If no probable errors were observed in total IgG or H5VN-specific cell counts, the estimators with * would be same as those corresponding estimators without the sign. Table (2) indicates that, probable errors were observed not in the first donor’s observations, but in the second donor’s observations, because for ID = 43 the six estimators with * are same to their corresponding estimators without the sign, but for ID = 85 this is not true. Since the Poisson approach is the recommended method for cell count determination, we would expect the cell counts of total IgG and H5VN-specific ABS cells at baseline were, respectively, 1348 and 8 for the first donor, and 1021 and 12 for the second donor. The study endpoint of interest is % H5VN ABS cells per total IgG ABS cells. In consideration of the non-normality of the endpoints, the Wilcoxon Rank Sum test is applied to test whether prior seasonal vaccination has a significant effect on the immune response characterized by H5VN-specific cell counts. Figure (5) shows that at baseline, there was no difference in % H5VN memory B cell per total memory B cell between the group with history of seasonal flu vaccination and the group without it. However, at day 7, the subjects with a history of seasonal flu vaccination had significantly (p-value= 0.01) larger proportion of H5VN-specific cells than those without reported history, although the difference between groups vanished over time. The same trend was observed in group difference in the change of % H5VN memory B cell from the baseline.

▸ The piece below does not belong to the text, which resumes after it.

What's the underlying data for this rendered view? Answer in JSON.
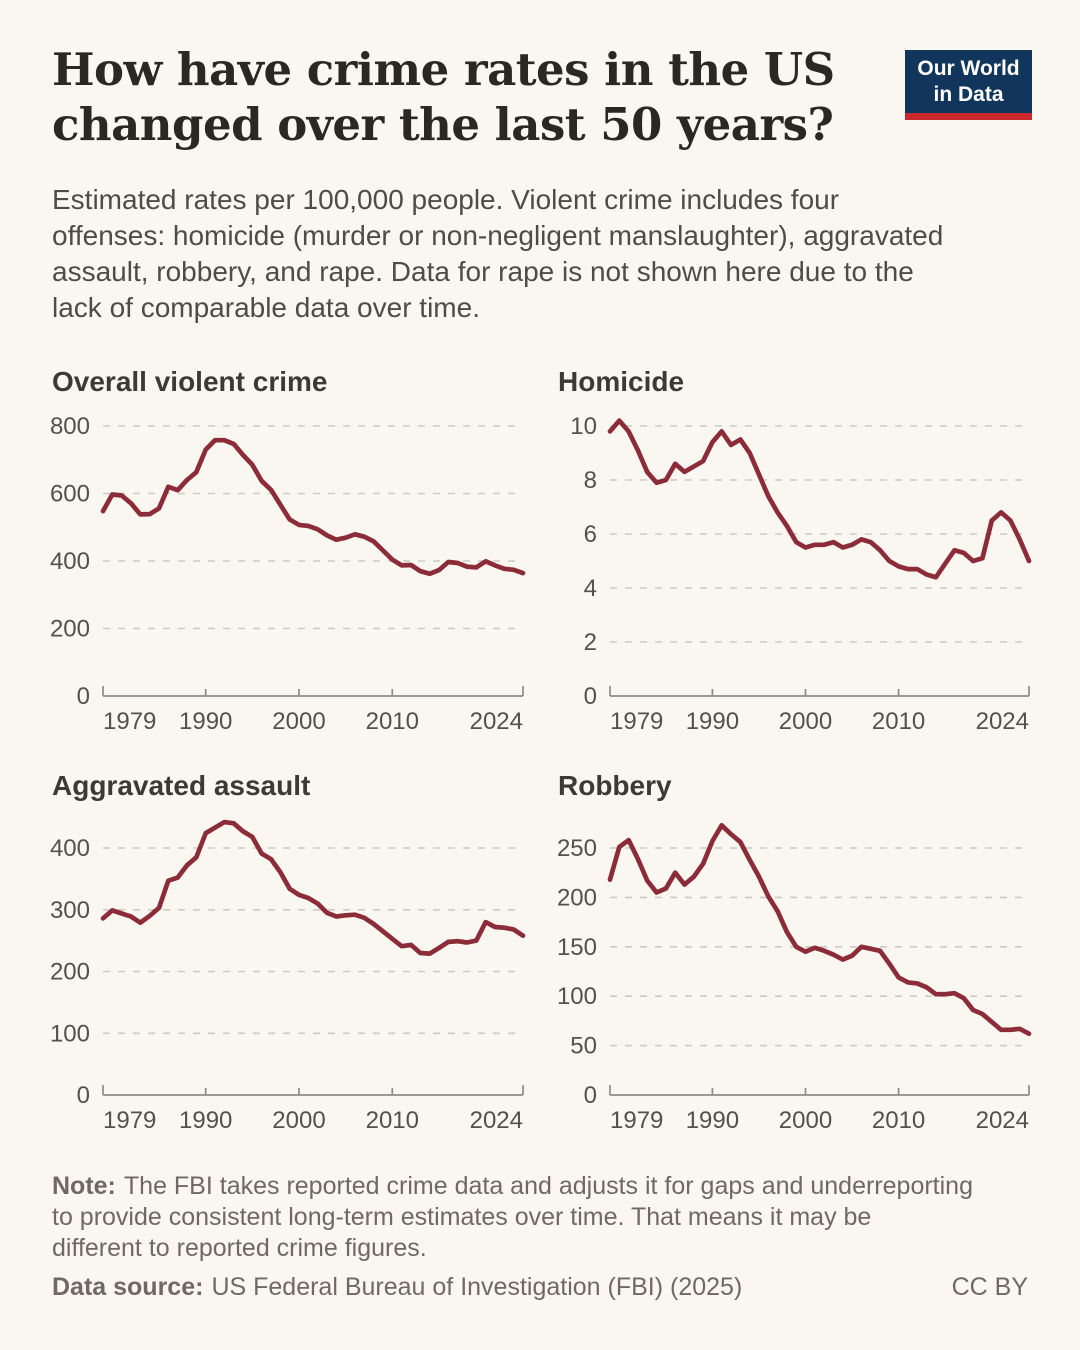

The ELISPOT assays have been an invaluable tool for detecting the number of ABS lymphocytes, which can be present in very low frequencies in general populations. Automated ways are needed to estimate cell counts in samples from the limiting diluted assays. The individual least squares/maximum likelihood and/or the individual robust least squares are applied to automatically estimate cell counts under three distributional assumptions. Under some weak conditions, we show that the derived endpoints within each group are distributed approximately the same across subjects, which provides a basis for statistical hypothesis testing in the derived endpoints by standard approaches. Monte Carlo studies show that the Poisson approach has optimal performance regardless of probable staining errors associated with the less diluted samples. In practice, we recommend using the Poisson approach to estimate cell counts from ELISPOT assays after removal of probable staining errors.
The impact of serial dilution on the covariance structure has been investigated for other types of limiting dilution assay data, such as Elisa data. But there is much difference between ELISPOT data and Elisa data. Study the similar problem in ELISPOT data could be a future research direction.
This work is partially supported by the National Institute of Allergy and Infectious Diseases (Grant Number N01-AI-50020 & HSN272201000055C) and partially supported by the National Institute of Allergy and Infectious Diseases (Grant Number HHSN266200700008C). The authors thank the Referees and the Editors for their detailed comments and valuable suggestions that greatly improved the presentation and contents of this paper.